Monday, April 17, 2006


Before I begin, allow me to elaborate on the source of my anger. On a Catholic dating site I belong to, there's a columnist named Mary Beth Bonacci. She posts on the Catholic single life and other such topics. Her most recent article has to do with "The Masculine Gift." You may need to register to read the whole thing, but I suggest you do try to read it.

I've never been the most "macho" guy in the world. In grade school, I was the one being hit, not the one doing the hitting. Not really athletic (save for a stint in middle school running sprints and middle distances) or anything like that. But masculinity and I have never really run together. Now, after years of having it drilled in my head that I shouldn't be an oaf, now comes advice that maybe that's what I should have been going for the whole time.

But one passage really got to me. From the article:
"Let me say that, as a woman, I have no objection to a man being 'in touch with his feelings.' I think it’s nice, in fact. But given a choice between a man who is in touch with his feelings, and a man who can confidently throw a punch when the situation calls for it, I’ll take the guy who can throw a punch any day."

Great. Not only do I avoid conflict at all costs, but if I were to throw a punch, one of two things would happen. Either I would miss, or connect with the force of a wet noodle, and end up getting decked myself.

So I guess this means less Coldplay and more AC/DC. Less TLC, more Spike. Less GQ, more Maxim. (Okay, so maybe it's not ALL bad...)

Back in 2003, I thought my status in the dating world was pretty bad. Now, I find it's even worse.


  • Wow.

    Normally, I'd be right behind Bonacci all the way (She's the one who wrote "Real Love", a book I believe I once urged you to read...). I have often been the one to cheer her on.

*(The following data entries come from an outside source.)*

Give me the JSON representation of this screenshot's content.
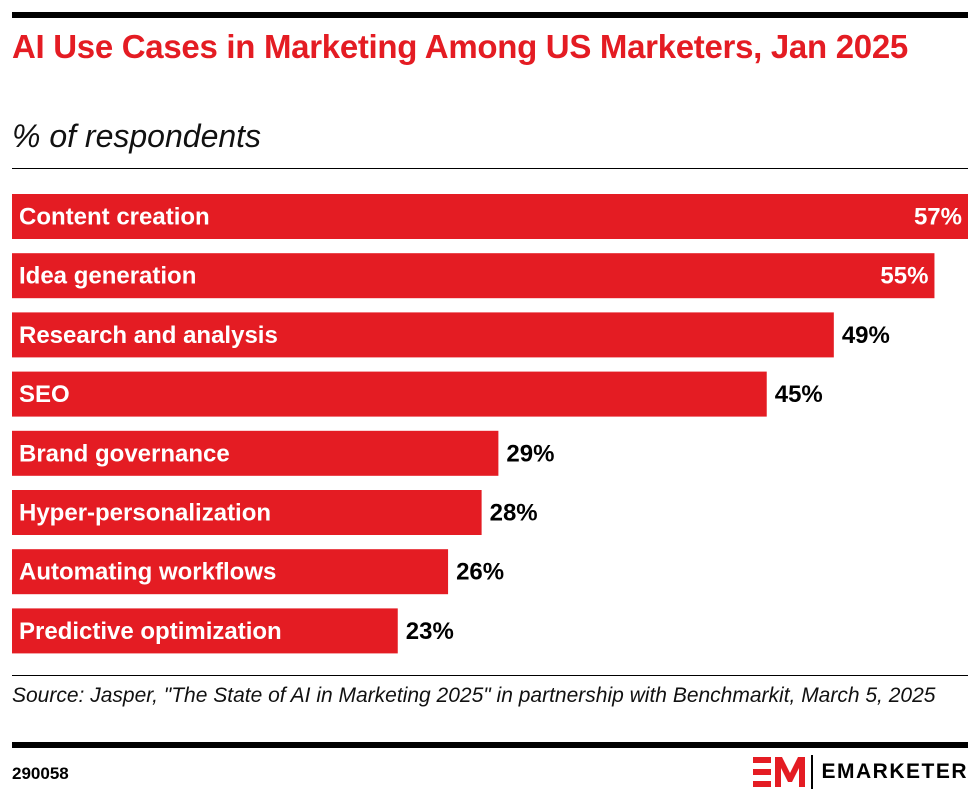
{
  "header": {
    "title": "AI Use Cases in Marketing Among US Marketers, Jan 2025",
    "subtitle": "% of respondents"
  },
  "footer": {
    "source": "Source: Jasper, \"The State of AI in Marketing 2025\" in partnership with Benchmarkit, March 5, 2025",
    "chart_id": "290058",
    "brand": "EMARKETER"
  },
  "colors": {
    "bar": "#e41c23",
    "text_on_bar": "#ffffff",
    "text_off_bar": "#000000"
  },
  "chart_data": {
    "type": "bar",
    "orientation": "horizontal",
    "title": "AI Use Cases in Marketing Among US Marketers, Jan 2025",
    "subtitle": "% of respondents",
    "categories": [
      "Content creation",
      "Idea generation",
      "Research and analysis",
      "SEO",
      "Brand governance",
      "Hyper-personalization",
      "Automating workflows",
      "Predictive optimization"
    ],
    "values": [
      57,
      55,
      49,
      45,
      29,
      28,
      26,
      23
    ],
    "value_labels": [
      "57%",
      "55%",
      "49%",
      "45%",
      "29%",
      "28%",
      "26%",
      "23%"
    ],
    "xlim": [
      0,
      57
    ],
    "grid": false,
    "legend": "none"
  }
}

    But in this regard, I totally don't agree with her, and I don't think you give yourself enough credit.

    Being "Masculine" or "macho" does not at all mean being able to throw a punch. And being "in touch with your feelings" isn't mutally exclusive from being able to hold your own in a fight. I know several really sensitive guys who are great fathers, husbands, boyfriends, who, if ever they found themselves backed into a corner, could fight their way out of it and not break a sweat (they study Shao Lin Kung Fu)... Bonacci is taking a really narrow-minded view of things, and I pity her if she thinks there are only two kinds of men in the world.

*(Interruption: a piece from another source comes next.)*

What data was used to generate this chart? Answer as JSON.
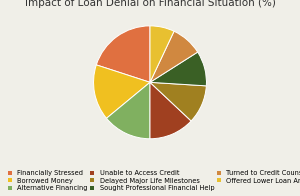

    As for you and your level of "macho-ness": Think about it, Greg - you belong to a fraternity. You're crazy-insane about football. You play the drums. You persue your passions full-throttle.

    I've never, ever considered you to be un-manly or un-masculine. Your confidence in your ability to throw a punch is really a non-issue. It would just take some training, if ever you decided to go that way.

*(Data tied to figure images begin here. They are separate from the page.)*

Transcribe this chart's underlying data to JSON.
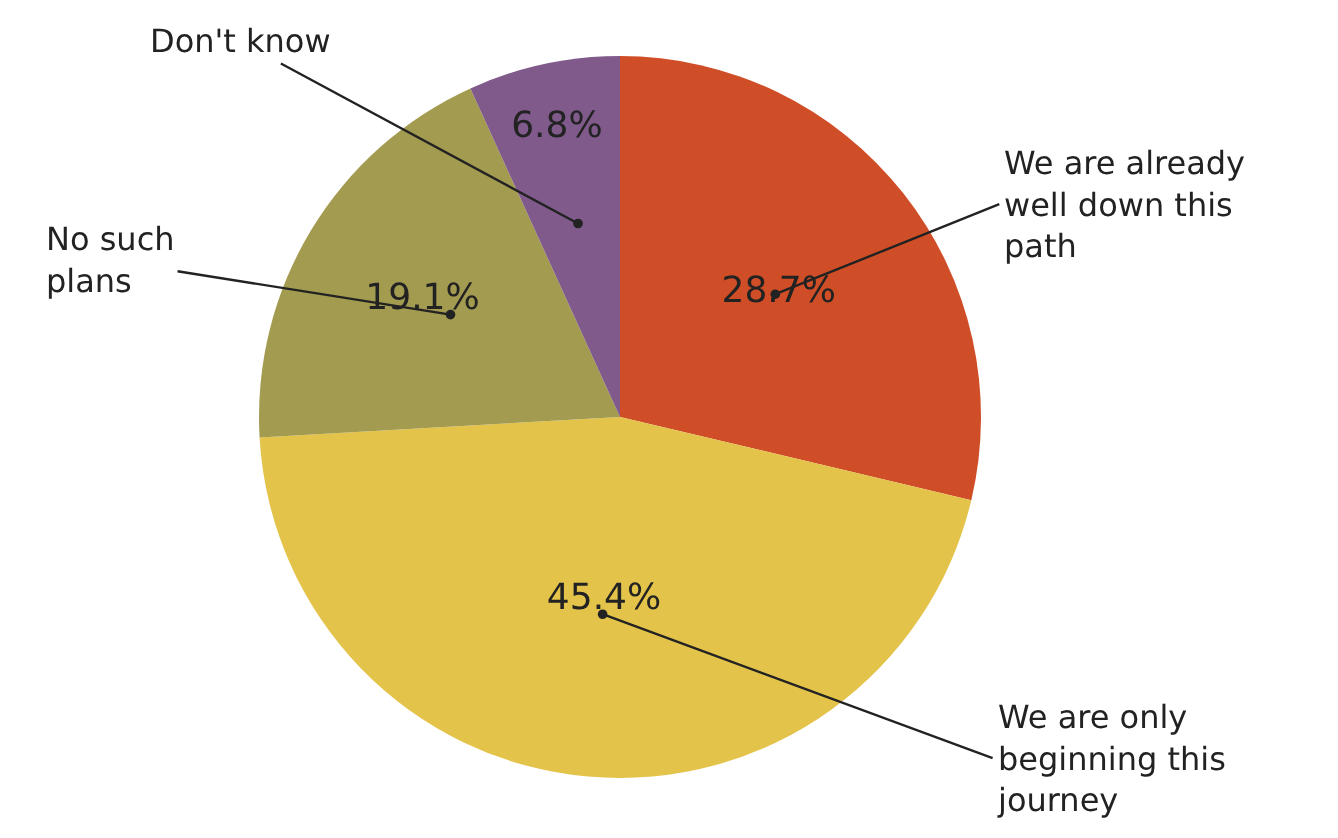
{
  "chart_data": {
    "type": "pie",
    "categories": [
      "We are already well down this path",
      "We are only beginning this journey",
      "No such plans",
      "Don't know"
    ],
    "values": [
      28.7,
      45.4,
      19.1,
      6.8
    ],
    "colors": [
      "#d04e27",
      "#e3c34a",
      "#a39b50",
      "#7f5a8a"
    ],
    "value_labels": [
      "28.7%",
      "45.4%",
      "19.1%",
      "6.8%"
    ],
    "legend": false
  }
}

    Be that as it may, fist fights are the easy way out. It takes a real man to be able to diffuse a situation with words or by walking away. Animals beat each other up. Men allow each other to have their differences and respect each other, and walk away, unbloodied and intact.

    Trust me - this isn't something you should seriously try to change about yourself, and if it *is* something you wish to amend, be sure you're doing it for the right reasons - for spiritual and emotional health - for the improvement of spirit and mind... not because Bonacci thinks it's fruity to be in touch with your feelings.